Current maintenance staff for the PDA is also putting up tents at the glamping site.

Timmons said additional staff have been furloughed, and some of the buildings on the Fort Worden campus has been closed for the winter period.

The PDA has also asked Washington State Parks to take over some of the maintenance at the fort for the next six months.

Reorganization and a new business plan is needed because the current one in unworkable, Timmons said.

Hospitality services provide the primary income for the PDA, but revenue from accommodations, venues and restaurants has been hard hit by the COVID-19 pandemic.

That’s expected to continue through the early part of next year.

“The first and second quarters, we’re going to be operating in a negative cash position,” he said.

The PDA doesn’t have the ability to take out a line of credit for cash-flow purposes, however.

“We’re not in a position to raise that kind of capital or to take out a line of credit,” Timmons told the board. “We’re just not credit worthy at this point.”

Instead, the PDA has to create something similar to a start-up plan, which can be used to attract investors or support from a financial institution. 

A bridge loan from investors would then be used to secure cash flow for the reorganized PDA.

“We’ve got to really pivot and change,” Timmons said. “We have to do something different.”

Under the new model, the PDA will act as a trust or holding company that will hold the state lease for the property for the benefit of the agency’s community partners and the state.

A small staff of four employees will run the PDA after its changeover.

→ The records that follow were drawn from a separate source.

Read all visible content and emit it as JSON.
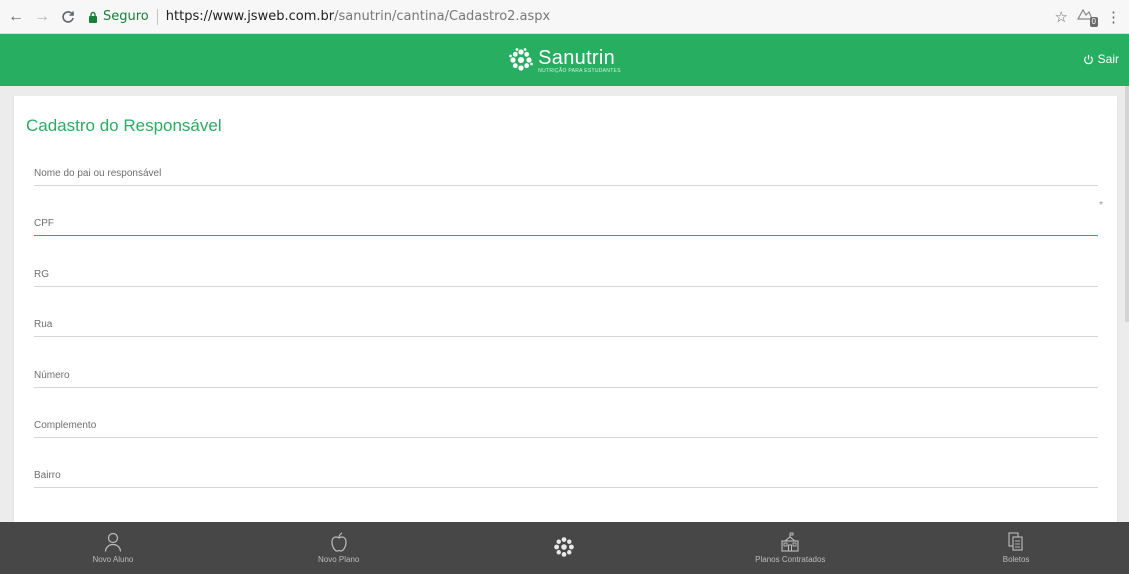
{
  "browser": {
    "secure_label": "Seguro",
    "url_host": "https://www.jsweb.com.br",
    "url_path": "/sanutrin/cantina/Cadastro2.aspx",
    "extension_badge": "0"
  },
  "header": {
    "brand_name": "Sanutrin",
    "brand_tagline": "NUTRIÇÃO PARA ESTUDANTES",
    "logout_label": "Sair",
    "color": "#27ae60"
  },
  "form": {
    "title": "Cadastro do Responsável",
    "required_mark": "*",
    "fields": [
      {
        "placeholder": "Nome do pai ou responsável",
        "value": ""
      },
      {
        "placeholder": "CPF",
        "value": ""
      },
      {
        "placeholder": "RG",
        "value": ""
      },
      {
        "placeholder": "Rua",
        "value": ""
      },
      {
        "placeholder": "Número",
        "value": ""
      },
      {
        "placeholder": "Complemento",
        "value": ""
      },
      {
        "placeholder": "Bairro",
        "value": ""
      }
    ]
  },
  "bottom_nav": {
    "items": [
      {
        "label": "Novo Aluno",
        "icon": "user-icon"
      },
      {
        "label": "Novo Plano",
        "icon": "apple-icon"
      },
      {
        "label": "",
        "icon": "logo-icon"
      },
      {
        "label": "Planos Contratados",
        "icon": "school-icon"
      },
      {
        "label": "Boletos",
        "icon": "documents-icon"
      }
    ]
  }
}
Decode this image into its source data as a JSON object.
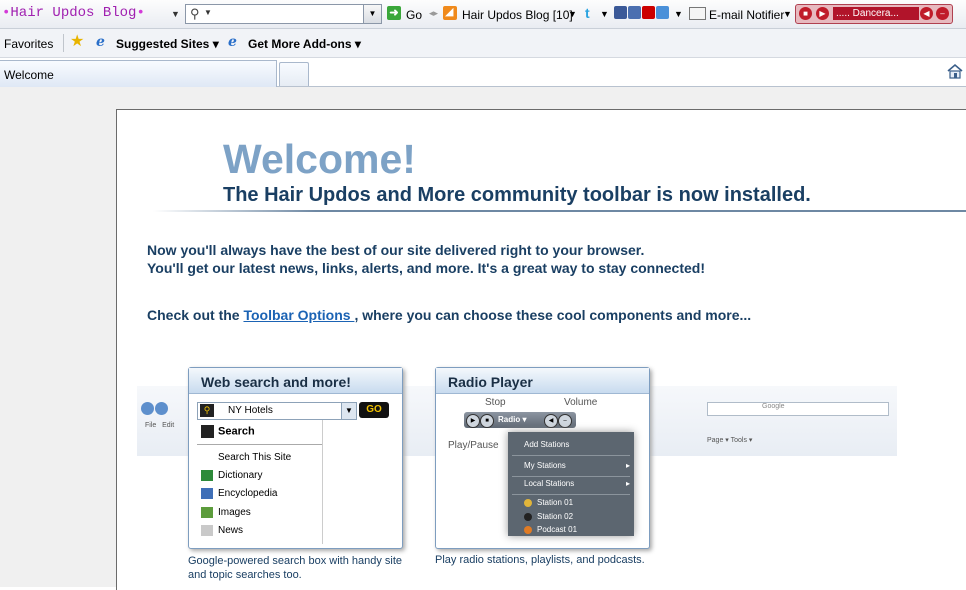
{
  "toolbar": {
    "brand": "Hair Updos Blog",
    "go_label": "Go",
    "rss_label": "Hair Updos Blog [10]",
    "email_label": "E-mail Notifier",
    "radio_station": "..... Dancera..."
  },
  "favorites_bar": {
    "favorites_label": "Favorites",
    "suggested_sites": "Suggested Sites",
    "get_more_addons": "Get More Add-ons"
  },
  "tabs": {
    "active_title": "Welcome"
  },
  "page": {
    "welcome_heading": "Welcome!",
    "subheading": "The Hair Updos and More community toolbar is now installed.",
    "intro_line1": "Now you'll always have the best of our site delivered right to your browser.",
    "intro_line2": "You'll get our latest news, links, alerts, and more. It's a great way to stay connected!",
    "check_prefix": "Check out the ",
    "toolbar_options_link": "Toolbar Options ",
    "check_suffix": ", where you can choose these cool components and more..."
  },
  "search_panel": {
    "title": "Web search and more!",
    "query": "NY Hotels",
    "menu_header": "Search",
    "items": [
      "Search This Site",
      "Dictionary",
      "Encyclopedia",
      "Images",
      "News"
    ],
    "caption": "Google-powered search box with handy site and topic searches too."
  },
  "radio_panel": {
    "title": "Radio Player",
    "label_stop": "Stop",
    "label_volume": "Volume",
    "label_play_pause": "Play/Pause",
    "control_label": "Radio",
    "menu_items": [
      "Add Stations",
      "My Stations",
      "Local Stations",
      "Station 01",
      "Station 02",
      "Podcast 01"
    ],
    "caption": "Play radio stations, playlists, and podcasts."
  },
  "browser_mock": {
    "menu_file": "File",
    "menu_edit": "Edit",
    "search_hint": "Google",
    "right_tools": "Page ▾  Tools ▾"
  },
  "colors": {
    "welcome": "#7da2c6",
    "heading": "#1a3f63",
    "link": "#1b63b4",
    "brand": "#a020b0",
    "radio_accent": "#c01c2a"
  }
}
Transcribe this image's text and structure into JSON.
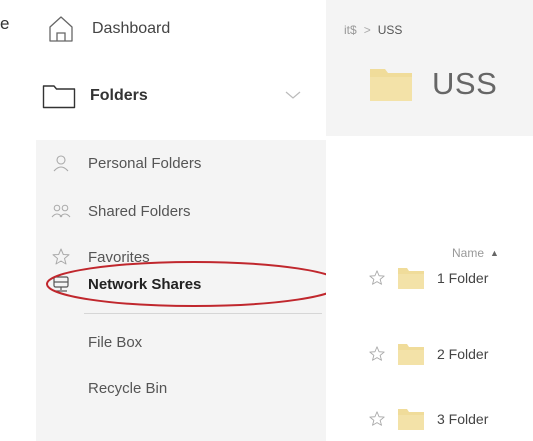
{
  "fragment": "e",
  "sidebar": {
    "dashboard": {
      "label": "Dashboard",
      "icon": "home-icon"
    },
    "folders": {
      "label": "Folders",
      "icon": "folder-outline-icon",
      "expand_icon": "chevron-down-icon"
    },
    "sub_items": [
      {
        "label": "Personal Folders",
        "icon": "person-icon"
      },
      {
        "label": "Shared Folders",
        "icon": "people-icon"
      },
      {
        "label": "Favorites",
        "icon": "star-icon"
      },
      {
        "label": "Network Shares",
        "icon": "network-drive-icon"
      },
      {
        "label": "File Box",
        "icon": ""
      },
      {
        "label": "Recycle Bin",
        "icon": ""
      }
    ],
    "highlight_color": "#c0272d"
  },
  "content": {
    "breadcrumb": {
      "root": "it$",
      "separator": ">",
      "current": "USS"
    },
    "title": "USS",
    "column_header": {
      "label": "Name",
      "sort_indicator": "▲"
    },
    "rows": [
      {
        "name": "1 Folder"
      },
      {
        "name": "2 Folder"
      },
      {
        "name": "3 Folder"
      }
    ],
    "folder_color": "#f0dc9a"
  }
}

The nonprofit created to provide hospitality services would get a 25-year franchise, Timmons said, to operate on the campus and the corporation would take over the services previously provided by the PDA.

As a trust, the PDA would serve as a pass-through entity for state and federal resources.

The PDA’s current liabilities, including some of its unpaid bills, would be transferred to the hospitality nonprofit, Timmons said.

He stressed the reorganization was needed to get financial support for the agency’s survival.

“I think it’s truly the only path forward that I can see. It’s a stretch, but it’s a stretch I think that we need to take,” Timmons said. “Absent that, the outcome is obvious.”

“We really don’t have a future that I can forecast if we try to remain status quo,” he said. “The status quo is not going to attract the investors that we need.”

“They want to see change. And if we make these kind of changes, then they are more willing to step up and provide the support and assistance that we need,” Timmons said.

Board members agreed, and signed off on the plan to reorganize.

“Sounds to me like it’s a survival plan, and that’s what we need right now,” said PDA Board Member Jane Kilburn.

“I think it creates a framework for which we still have a number of economic problems to solve,” added Board Member Jeff Jackson.